The addition of freestalls doesn’t mean cows won’t be prohibited from going outside though. A field adjacent to the dairy that usually grows corn will be converted to irrigated pasture for grazing starting this spring.
Growing up with grass-based dairies in Missouri, Locke is optimistic giving the cattle sometime on pasture during the dry period might help with longevity.
“It is easy to put them in a pen and keep them clean, but in reality you want them to go out and be a cow,” Locke says.
Having the cows out on grass could benefit the direct marketing of Morning Fresh Dairy’s products.
Down the road the dairy may even transition to non-GMO feed. “It is something the customers want,” Locke adds.
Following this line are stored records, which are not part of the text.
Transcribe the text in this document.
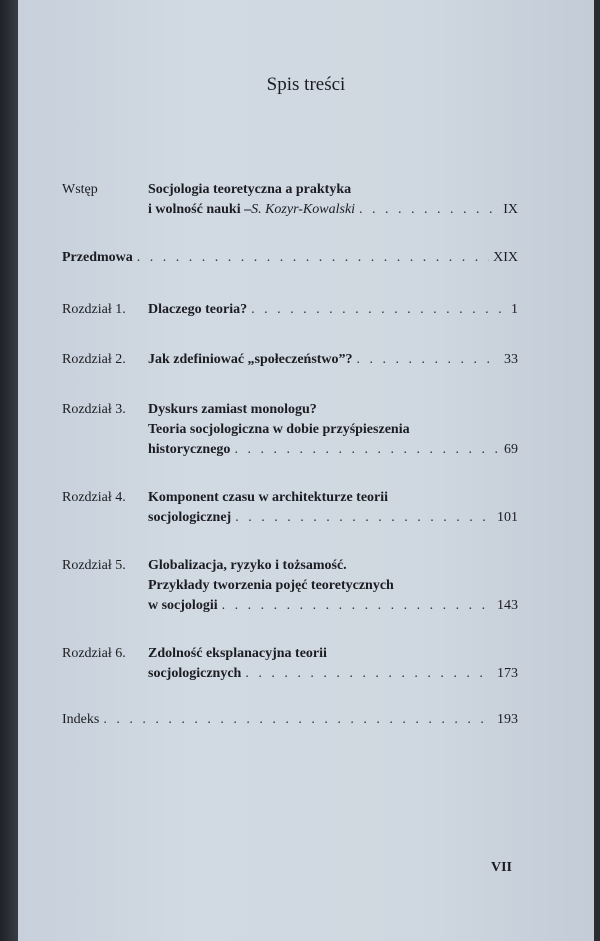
Spis treści
Wstęp	Socjologia teoretyczna a praktyka
i wolność nauki – S. Kozyr-Kowalski . . .	IX
Przedmowa . . .	XIX
Rozdział 1. Dlaczego teoria? . . .	1
Rozdział 2. Jak zdefiniować „społeczeństwo”? . . .	33
Rozdział 3. Dyskurs zamiast monologu?
Teoria socjologiczna w dobie przyśpieszenia
historycznego . . .	69
Rozdział 4. Komponent czasu w architekturze teorii
socjologicznej . . .	101
Rozdział 5. Globalizacja, ryzyko i tożsamość.
Przykłady tworzenia pojęć teoretycznych
w socjologii . . .	143
Rozdział 6. Zdolność eksplanacyjna teorii
socjologicznych . . .	173
Indeks . . .	193
VII
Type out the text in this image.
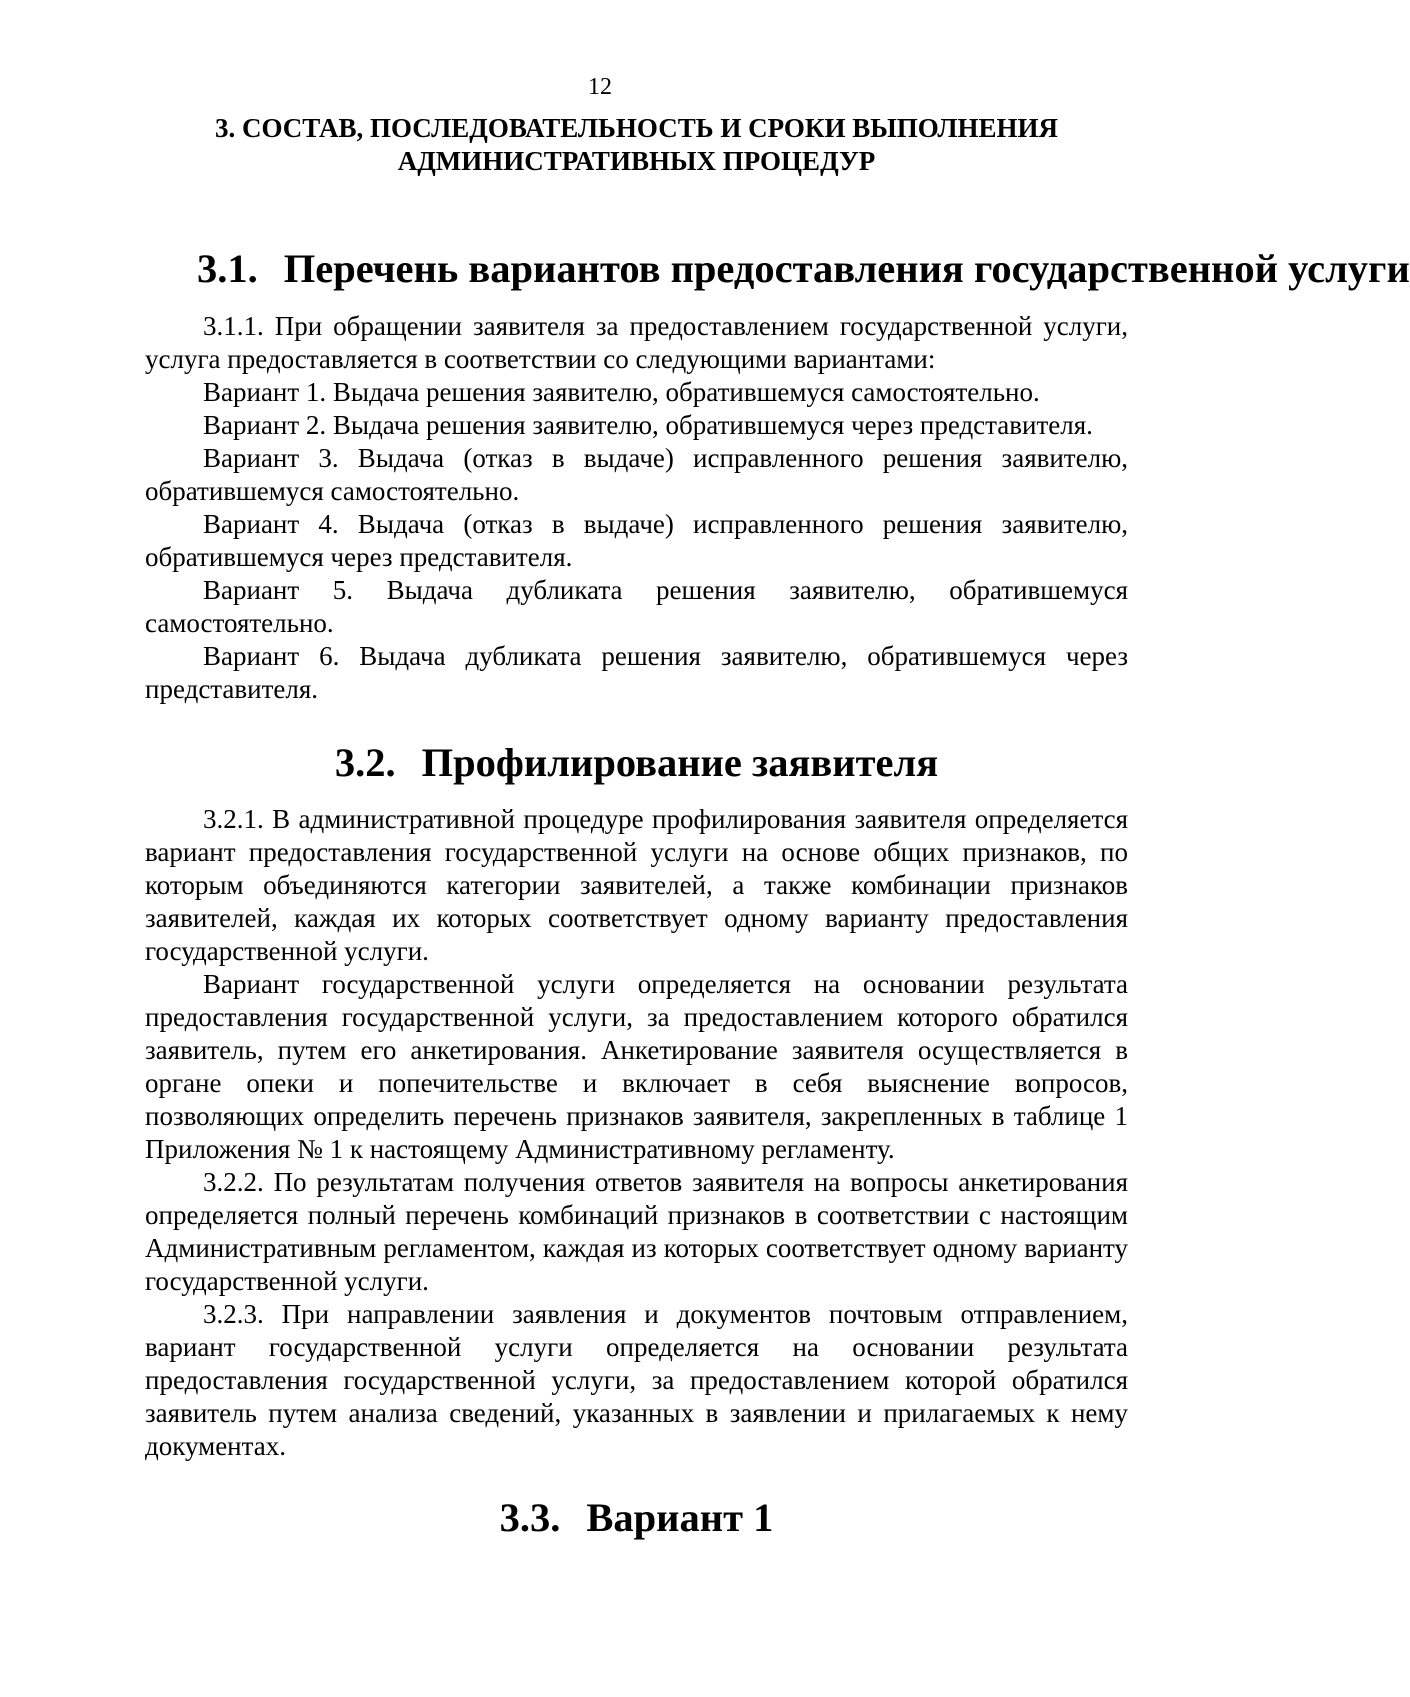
12
3. СОСТАВ, ПОСЛЕДОВАТЕЛЬНОСТЬ И СРОКИ ВЫПОЛНЕНИЯ
АДМИНИСТРАТИВНЫХ ПРОЦЕДУР
3.1. Перечень вариантов предоставления государственной услуги

3.1.1. При обращении заявителя за предоставлением государственной услуги, услуга предоставляется в соответствии со следующими вариантами:

Вариант 1. Выдача решения заявителю, обратившемуся самостоятельно.

Вариант 2. Выдача решения заявителю, обратившемуся через представителя.

Вариант 3. Выдача (отказ в выдаче) исправленного решения заявителю, обратившемуся самостоятельно.

Вариант 4. Выдача (отказ в выдаче) исправленного решения заявителю, обратившемуся через представителя.

Вариант 5. Выдача дубликата решения заявителю, обратившемуся самостоятельно.

Вариант 6. Выдача дубликата решения заявителю, обратившемуся через представителя.

3.2. Профилирование заявителя

3.2.1. В административной процедуре профилирования заявителя определяется вариант предоставления государственной услуги на основе общих признаков, по которым объединяются категории заявителей, а также комбинации признаков заявителей, каждая их которых соответствует одному варианту предоставления государственной услуги.

Вариант государственной услуги определяется на основании результата предоставления государственной услуги, за предоставлением которого обратился заявитель, путем его анкетирования. Анкетирование заявителя осуществляется в органе опеки и попечительстве и включает в себя выяснение вопросов, позволяющих определить перечень признаков заявителя, закрепленных в таблице 1 Приложения № 1 к настоящему Административному регламенту.

3.2.2. По результатам получения ответов заявителя на вопросы анкетирования определяется полный перечень комбинаций признаков в соответствии с настоящим Административным регламентом, каждая из которых соответствует одному варианту государственной услуги.

3.2.3. При направлении заявления и документов почтовым отправлением, вариант государственной услуги определяется на основании результата предоставления государственной услуги, за предоставлением которой обратился заявитель путем анализа сведений, указанных в заявлении и прилагаемых к нему документах.

3.3. Вариант 1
Marketing milk and yogurt to stores like Whole Foods and being in a state that has proposed GMO labeling creates the opportunity to get more value out of dairy products.
“We’re working on getting that figured out if we can,” says Rob Graves, owner of Morning Fresh Dairy, of the non-GMO feed. “Right now we’re all-natural, FARM certified. We’re not organic, we’re not totally grass-fed.”
All silage is grown by Morning Fresh Dairy along with the majority of the hay. The only feedstuffs not direct from the farm are concentrates like distillers grains sourced from local breweries.
Moving towards a non-GMO feed means crop production would go back to how it was done in the 1970-80s at Morning Fresh Dairy minus herbicides and pesticides. Rotating crops will be a must as well.
Additional farm acreage near Fort Morgan gives Graves some flexibility in pursuing the non-GMO market, too. Those tillable acres could provide another expansion phase with enough room for a 3,500 cow dairy should the Noosa brand continue to grow as it has.
Even with popular branded dairy products Graves still has his heart in the family farm.
“I never really milked cows to make money. I milk cows because I like to farm and I like cows,” Graves adds. “If we can make a little money I’m not too worried about it.”